Improve Your Recording Space
Many people new to recording think the most important factor in getting a "good sound" is achieved by using a "good" microphone. But it's really not that simple. Let's look into it.
The most important factors in getting a well recorded sound are: 1. The sound of the source. 2. The sound of the room
IMPROVING THE SOURCE Examples of ways to improve the sound of the source: -Use the best, most well maintained instruments you can ie: well maintained string instruments with newer strings and accurate intonation -Allow vocalist to "warm up" -make sure electronic gear-amps/pedals/mic and guitar cables etc aren't buzzing or shorting out.
IMPROVING THE SOUND OF YOUR ROOM The sound of the recording environment is the next most critical factor in producing a well recorded track.

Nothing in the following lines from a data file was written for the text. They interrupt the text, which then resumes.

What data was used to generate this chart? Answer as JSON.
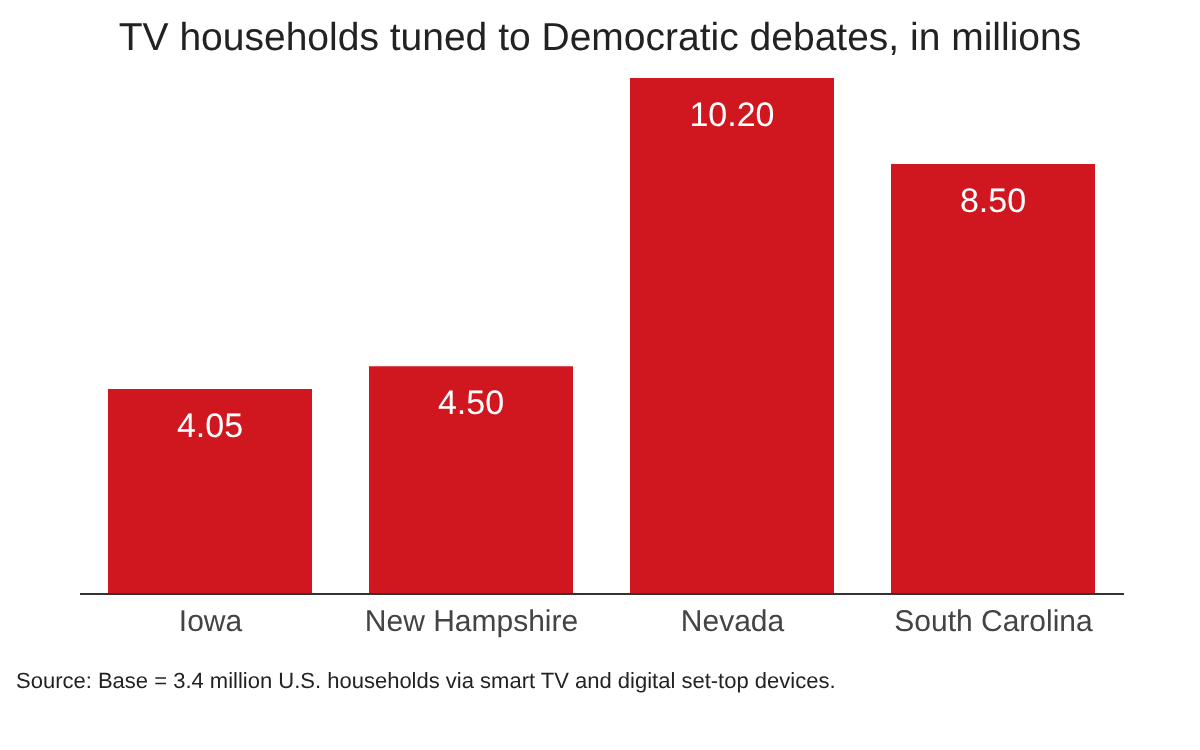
{
  "chart_data": {
    "type": "bar",
    "title": "TV households tuned to Democratic debates, in millions",
    "categories": [
      "Iowa",
      "New Hampshire",
      "Nevada",
      "South Carolina"
    ],
    "values": [
      4.05,
      4.5,
      10.2,
      8.5
    ],
    "value_labels": [
      "4.05",
      "4.50",
      "10.20",
      "8.50"
    ],
    "color": "#d0161f",
    "tick_labels": "x",
    "annotations": [
      "Source: Base = 3.4 million U.S. households via smart TV and digital set-top devices."
    ]
  }
}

Improving your recording room is usually a matter of solving problems for the home recordist. Problems you may encounter in your "studio" - outside noise sources: traffic, airplanes, kids playing etc. -inside noise sources: air conditioning, computer noise, TVs in other rooms, footsteps from the floor above etc. -less than ideal acoustics caused by not enough absorptive surfaces in the room creating a "ringy" room.

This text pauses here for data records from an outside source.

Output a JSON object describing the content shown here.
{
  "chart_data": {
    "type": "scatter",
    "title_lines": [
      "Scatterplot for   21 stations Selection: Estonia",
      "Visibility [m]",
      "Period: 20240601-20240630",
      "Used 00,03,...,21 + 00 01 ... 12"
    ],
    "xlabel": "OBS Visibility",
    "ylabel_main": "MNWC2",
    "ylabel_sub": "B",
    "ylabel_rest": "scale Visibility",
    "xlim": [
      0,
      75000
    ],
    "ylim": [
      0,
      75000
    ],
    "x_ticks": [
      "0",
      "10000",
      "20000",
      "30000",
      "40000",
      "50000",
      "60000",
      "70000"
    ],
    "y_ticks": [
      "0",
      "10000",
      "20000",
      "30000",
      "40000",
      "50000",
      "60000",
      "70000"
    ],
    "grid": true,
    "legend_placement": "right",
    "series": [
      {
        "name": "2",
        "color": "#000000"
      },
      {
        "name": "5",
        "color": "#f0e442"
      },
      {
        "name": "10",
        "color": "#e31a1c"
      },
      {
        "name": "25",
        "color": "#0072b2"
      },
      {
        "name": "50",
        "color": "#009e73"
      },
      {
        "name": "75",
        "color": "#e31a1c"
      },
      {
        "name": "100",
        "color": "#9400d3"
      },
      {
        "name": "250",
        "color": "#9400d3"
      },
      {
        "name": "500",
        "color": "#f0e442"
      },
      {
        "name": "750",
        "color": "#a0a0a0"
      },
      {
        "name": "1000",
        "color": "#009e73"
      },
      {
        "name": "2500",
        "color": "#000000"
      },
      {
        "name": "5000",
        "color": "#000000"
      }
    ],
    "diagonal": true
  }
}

Control these noise problems as best you can: -record in a quiet part of the house(basements, attics, corner rooms) -record at a quite time of the day -keep all doors and windows shut to keep outside noises to a minimum -become aware of room noise. Put a mic up and record just the room for a minute and listen back in headphones. Remember, if you record 10 tracks in the room that noise will be adding up with each additional track.
Ringy or Echoing rooms A room that is "ringy" or "echoing" can really hurt your recordings. Ringy rooms are caused by too many parallel surfaces and not enough soft, absorptive surfaces.
Cutting down on room "ring" A)purchase and install room acoustic kits composed of sound absorbers that hang on walls and are placed in corners B)And/or you can attack the problem with household items: -large stuffed furniture, couches chairs etc. -carpeting -heavy blankets(in corners, over reflective surfaces such as windows) -open closet doors with hanging clothes inside. -Bookshelves are particularly good sound absorbers and high end diffusers
Still too much room ring? "Make the room smaller" by recording in the deadest part of the room, with the padded area behind the sound source(to minimize reflections coming from behind the source) For ex: -stuff a corner with blankets or stand a couch on end and record in front of it -open a closet door that has hanging clothes and record in front of that. Or in it! Clothes closets are great sound deadeners. Leave the doors open. -use a less sensitive mic such as a dynamic mic and record close to the source to lessen unwanted room tone and unwanted noises from indoors and out.
SUMMARY: -Become aware of outside and inside noises. -record in the quietest room available at the quietest times of the day. -Add absorptive materials to your room if it is too live: either commercially available acoustic treatments or improvise with blankets, carpets and stuffed furniture etc. -use a less sensitive mic in rooms that are noisey or ringy and place the mic close to the source.